PLAY: "Cycle"
(Photo Courtesy/Martine Malle)
Once we get past the premise and the wheels start turning, Cycle is a luscious, enjoyable show. Using the hodgepodge of theatrical devices present in vaudeville, we get a play that staves off depression with everything from one-liners to tap dance, accompaniment on the violin as well as the accordion, not to mention a bevvy of accents, characters, and exuberant performances from a magnificent ensemble cast. (Special notice for the standout performances of Sarah Hund and J.T. Arbogast, two wonderfully delicious hams without a dead moment between them.) Occasionally, the plot seems like a shallow excuse to showcase another scene bursting at the seam with outsized humor, but it's overflowing with good cheer, and as with Jell-o, there's always room for more laughs.

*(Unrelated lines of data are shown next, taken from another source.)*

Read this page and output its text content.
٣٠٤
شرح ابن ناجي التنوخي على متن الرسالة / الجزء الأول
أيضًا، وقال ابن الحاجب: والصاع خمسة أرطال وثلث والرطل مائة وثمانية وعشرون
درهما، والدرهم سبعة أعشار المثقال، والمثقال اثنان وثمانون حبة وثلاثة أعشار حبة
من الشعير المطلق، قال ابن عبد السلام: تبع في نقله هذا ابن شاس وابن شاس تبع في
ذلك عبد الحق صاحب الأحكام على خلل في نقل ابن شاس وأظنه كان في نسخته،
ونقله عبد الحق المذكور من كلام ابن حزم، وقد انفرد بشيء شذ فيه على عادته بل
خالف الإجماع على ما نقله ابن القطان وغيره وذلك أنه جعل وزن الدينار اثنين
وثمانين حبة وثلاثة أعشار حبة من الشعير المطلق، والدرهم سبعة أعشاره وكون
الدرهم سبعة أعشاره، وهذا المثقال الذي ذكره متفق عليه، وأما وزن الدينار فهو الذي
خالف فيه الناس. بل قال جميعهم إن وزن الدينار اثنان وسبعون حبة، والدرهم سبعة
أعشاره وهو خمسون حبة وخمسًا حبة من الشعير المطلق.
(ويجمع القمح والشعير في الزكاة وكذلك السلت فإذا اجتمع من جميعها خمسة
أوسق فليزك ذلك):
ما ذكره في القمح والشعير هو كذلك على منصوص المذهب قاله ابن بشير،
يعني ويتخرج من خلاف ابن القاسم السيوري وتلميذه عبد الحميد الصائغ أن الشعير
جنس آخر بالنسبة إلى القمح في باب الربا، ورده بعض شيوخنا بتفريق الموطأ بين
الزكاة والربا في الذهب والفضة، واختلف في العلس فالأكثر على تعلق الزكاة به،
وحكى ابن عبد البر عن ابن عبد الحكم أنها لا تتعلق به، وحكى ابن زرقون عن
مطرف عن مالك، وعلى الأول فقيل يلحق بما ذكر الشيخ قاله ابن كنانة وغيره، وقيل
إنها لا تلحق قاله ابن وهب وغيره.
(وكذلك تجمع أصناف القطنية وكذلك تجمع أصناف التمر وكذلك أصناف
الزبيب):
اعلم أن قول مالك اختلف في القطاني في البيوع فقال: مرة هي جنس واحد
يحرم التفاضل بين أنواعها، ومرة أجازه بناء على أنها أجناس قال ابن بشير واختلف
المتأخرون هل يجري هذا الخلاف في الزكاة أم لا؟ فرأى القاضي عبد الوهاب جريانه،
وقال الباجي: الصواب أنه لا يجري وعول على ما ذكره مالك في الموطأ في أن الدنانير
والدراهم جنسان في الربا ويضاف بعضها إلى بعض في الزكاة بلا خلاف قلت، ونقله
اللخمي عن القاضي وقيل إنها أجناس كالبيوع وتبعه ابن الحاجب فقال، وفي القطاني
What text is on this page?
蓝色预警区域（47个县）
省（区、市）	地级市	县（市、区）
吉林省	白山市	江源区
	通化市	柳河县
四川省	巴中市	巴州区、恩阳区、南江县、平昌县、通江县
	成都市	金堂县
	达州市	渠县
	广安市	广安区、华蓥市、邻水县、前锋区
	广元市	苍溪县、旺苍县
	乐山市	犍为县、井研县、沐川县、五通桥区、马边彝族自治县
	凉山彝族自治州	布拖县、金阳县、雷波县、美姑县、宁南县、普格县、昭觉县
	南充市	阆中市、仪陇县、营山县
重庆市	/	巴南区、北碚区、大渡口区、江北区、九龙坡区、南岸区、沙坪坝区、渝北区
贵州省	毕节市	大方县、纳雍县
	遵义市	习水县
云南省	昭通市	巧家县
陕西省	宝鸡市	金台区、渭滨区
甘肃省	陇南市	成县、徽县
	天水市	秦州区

The story revolves around a group of god-like performers who have, as of late, faded into obscurity. They drop their juggling balls, they hit their steps out of sync, and their troupe is forever showing up late for their shows. To change that, their leader, Morris, has gambled their entire existence on one final performance: a last-ditch intervention in the life of Charlotte Shrubsole, a bland and depressed young woman on the verge of ending her life. Their plan is to play a wide variety of characters, each of whom will help lead Charlotte closer toward finding The Secret of Success. It's complicated for the first twenty minutes, but director Craig Carlisle cleans things up by the tme Charlotte first gets on her shiny red bike, and the rest of the 90-minute show leaps from character to character, joke to joke.
In her whirligig day, Charlotte travels the show-business circuit, along with all the usual stereotypes of the field. In vaudeville, the cliche is transformed into a bigger and better joke, and so the self-obssessed agent, the blank mobs of auditioners and producers, the yoga-like singing instructor, a photographer who likes to growl and use handcuffs . . . it's all good fun. For anyone who's ever taken a voice class, the scene with the acting coach may be the only part of the show that's a little too realistic: "Become the chicken--that is, let the chicken become you."
The pantomime never tires, and the actors never seem to flag. Rose Courtney's script finds its way to a bittersweet ending, and while we never learn the one true secret of success, the show is a success on its own fanciful merits.